En cas de tremblement de terre, tout le monde n’est pas affecté de même manière.
Certains restent debout, alors que d’autres sont amplement fragilisés.
En cette année 2020 – et pas seulement dans le pays où nous vivons – il en est de même.
Beaucoup sont endoloris. Certains, apparemment, tiennent mieux le coup.
En France, fin septembre, Santé publique France, compte 11 % d’anxieux ou déprimés parmi ceux de 18 ans et plus – mais quid chez les enfants et adolescents ? Encore plus chez les jeunes adultes, et particulièrement chez certaines catégories d’étudiants.
Un mois et demi plus tard, on en compte 21 % : c’est tout de même pas rien, un doublement en moins de deux mois !
Question : serait-il normal de trouver normal ce qui n’est pas du tout normal ? Car des États, privant leurs administrés des droits les plus précieux – circuler, se réunir –, déglinguant les sociétés, créant ainsi le prétexte à de nouvelles avalanches d’atteintes aux droits, est-ce normal ?
Les pronostics sont ouverts : combien de millions de personnes seront angoissées ou déprimées, début 2021, quand le « oui/non vaccin » renforcera l’inquiétude, que le clap de fin sera donné pour bien des boîtes et bien des salaires, que le maelström domestique aura eu raison des amours ?
Puis, quand nous subirons les effets de tel ou tel autre dérèglement planétaire majeur, ô combien prévisible, mais dont seul le calendrier est inconnu ?
Faut-il écouter sereinement les tenants de la sélection dite naturelle, qui pensent qu’il doit en aller des humains comme des petites entreprises par temps de Covid : que les plus faibles disparaissent ?
Mais jusqu’où aller, en ce cas : trop handicapés, trop vieux, trop malades chroniques, trop pauvres ?
Où s’arrêterait le « sus au vivant ! » qui se déploie plus que jamais ?
Les raisons actuellement avancées par les personnes interrogées : solitude ou isolement, peur d’être atteints par la maladie, peur de ne pas pouvoir faire face financièrement, et aussi difficultés avec les proches sur la conduite à tenir face à la Covid.
Même si l’enquête n’en dit rien, un grand chamboulement n’est-il pas intervenu, de surcroît, dans la vision que chacun porte sur son avenir et sur celui de ses proches ?
Et n’est-il pas quasi général, ce chamboulement ? Et gravement déstabilisant ?
De même que les mesures prises dans la plupart des pays contre la maladie proprement dite laissent de côté ce qui pourrait renforcer l’immunité – certaines d’entre elles tendant même à l’affaiblir, semble-t-il -, de même rien ou presque ne semble important, aux yeux des États, pour ce qui concerne l’affaiblissement de notre moral (les deux étant liés, ça va de soi).

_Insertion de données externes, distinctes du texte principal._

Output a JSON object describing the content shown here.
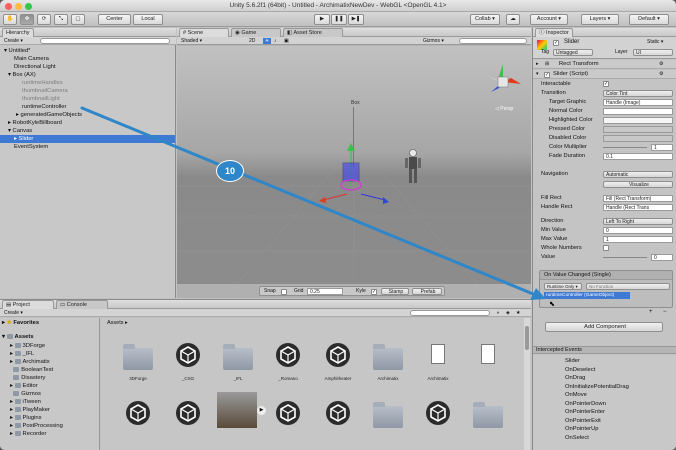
{
  "window": {
    "title": "Unity 5.6.2f1 (64bit) - Untitled - ArchimatixNewDev - WebGL <OpenGL 4.1>"
  },
  "toolbar": {
    "center": "Center",
    "local": "Local",
    "collab": "Collab ▾",
    "account": "Account ▾",
    "layers": "Layers ▾",
    "layout": "Default ▾"
  },
  "hierarchy": {
    "tab": "Hierarchy",
    "create": "Create ▾",
    "search_placeholder": "",
    "items": [
      {
        "label": "Untitled*"
      },
      {
        "label": "Main Camera"
      },
      {
        "label": "Directional Light"
      },
      {
        "label": "Box (AX)"
      },
      {
        "label": "runtimeHandles"
      },
      {
        "label": "thumbnailCamera"
      },
      {
        "label": "thumbnailLight"
      },
      {
        "label": "runtimeController"
      },
      {
        "label": "generatedGameObjects"
      },
      {
        "label": "RobotKyleBillboard"
      },
      {
        "label": "Canvas"
      },
      {
        "label": "Slider"
      },
      {
        "label": "EventSystem"
      }
    ]
  },
  "scene": {
    "tabs": [
      "Scene",
      "Game",
      "Asset Store"
    ],
    "shaded": "Shaded ▾",
    "mode2d": "2D",
    "gizmos": "Gizmos ▾",
    "box_label": "Box",
    "persp": "◁ Persp",
    "step_badge": "10",
    "snap": "Snap",
    "grid": "Grid",
    "grid_value": "0.25",
    "kyle": "Kyle",
    "stamp": "Stamp",
    "prefab": "Prefab"
  },
  "inspector": {
    "tab": "Inspector",
    "object_name": "Slider",
    "static": "Static ▾",
    "tag_label": "Tag",
    "tag_value": "Untagged",
    "layer_label": "Layer",
    "layer_value": "UI",
    "rect_transform": "Rect Transform",
    "component": "Slider (Script)",
    "rows": [
      {
        "label": "Interactable",
        "value": "✓"
      },
      {
        "label": "Transition",
        "value": "Color Tint"
      },
      {
        "label": "Target Graphic",
        "value": "Handle (Image)"
      },
      {
        "label": "Normal Color",
        "value": ""
      },
      {
        "label": "Highlighted Color",
        "value": ""
      },
      {
        "label": "Pressed Color",
        "value": ""
      },
      {
        "label": "Disabled Color",
        "value": ""
      },
      {
        "label": "Color Multiplier",
        "value": "1"
      },
      {
        "label": "Fade Duration",
        "value": "0.1"
      }
    ],
    "navigation_label": "Navigation",
    "navigation_value": "Automatic",
    "visualize": "Visualize",
    "rows2": [
      {
        "label": "Fill Rect",
        "value": "Fill (Rect Transform)"
      },
      {
        "label": "Handle Rect",
        "value": "Handle (Rect Trans"
      }
    ],
    "rows3": [
      {
        "label": "Direction",
        "value": "Left To Right"
      },
      {
        "label": "Min Value",
        "value": "0"
      },
      {
        "label": "Max Value",
        "value": "1"
      },
      {
        "label": "Whole Numbers",
        "value": ""
      },
      {
        "label": "Value",
        "value": "0"
      }
    ],
    "event_title": "On Value Changed (Single)",
    "runtime_only": "Runtime Only ▾",
    "no_function": "No Function",
    "drag_target": "runtimeController (GameObject)",
    "add_component": "Add Component",
    "intercepted": "Intercepted Events",
    "events": [
      "Slider",
      "OnDeselect",
      "OnDrag",
      "OnInitializePotentialDrag",
      "OnMove",
      "OnPointerDown",
      "OnPointerEnter",
      "OnPointerExit",
      "OnPointerUp",
      "OnSelect"
    ]
  },
  "project": {
    "tabs": [
      "Project",
      "Console"
    ],
    "create": "Create ▾",
    "favorites": "Favorites",
    "assets_root": "Assets",
    "folders": [
      "3DForge",
      "_IFL",
      "Archimatix",
      "BooleanTest",
      "Disastery",
      "Editor",
      "Gizmos",
      "iTween",
      "PlayMaker",
      "Plugins",
      "PostProcessing",
      "Recorder"
    ],
    "breadcrumb": "Assets ▸",
    "grid": [
      {
        "label": "3DForge",
        "kind": "folder"
      },
      {
        "label": "_CSG",
        "kind": "unity"
      },
      {
        "label": "_IFL",
        "kind": "folder"
      },
      {
        "label": "_Romano",
        "kind": "unity"
      },
      {
        "label": "Amphitheater",
        "kind": "unity"
      },
      {
        "label": "Archimatix",
        "kind": "folder"
      },
      {
        "label": "Archimatix",
        "kind": "doc"
      },
      {
        "label": "",
        "kind": "doc"
      },
      {
        "label": "",
        "kind": "unity"
      },
      {
        "label": "",
        "kind": "unity"
      },
      {
        "label": "",
        "kind": "video"
      },
      {
        "label": "",
        "kind": "unity"
      },
      {
        "label": "",
        "kind": "unity"
      },
      {
        "label": "",
        "kind": "folder"
      },
      {
        "label": "",
        "kind": "unity"
      },
      {
        "label": "",
        "kind": "folder"
      }
    ]
  },
  "colors": {
    "accent": "#3e7ad3",
    "arrow": "#2f86c8",
    "scene_bg": "#8a8a8a"
  }
}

Qu’y peut-on, alors que nous devrons peut-être encore supporter, pour de longs mois, l’étroite emprise d’États souvent tentaculaires, à la raison d’autant moins ajustée, et si aisément portés à des mesures disproportionnées ?
Eh bien, faut juste se prendre par la main : le découragement – qu’il soit voulu et organisé par un Ordonnateur Mondial de la Santé, ou non – c’est par nous-mêmes, et ensemble, que nous pouvons le contrer.

Ce type de service doit permettre à chaque contributeur de :
1- Exprimer son désarroi, ou ses difficultés, publiquement mais non nominativement,
Et de même, bien sûr, son goût maintenu – ou accru – pour ci ou pour ça, ses espoirs, sa manière de faire face,
2- Prendre connaissance anonymement des ressentis des autres,
3- Entrer en contact – de manière sécurisée – avec telle autre personne dont l’écrit l’aura intéressé.e ou touché.e.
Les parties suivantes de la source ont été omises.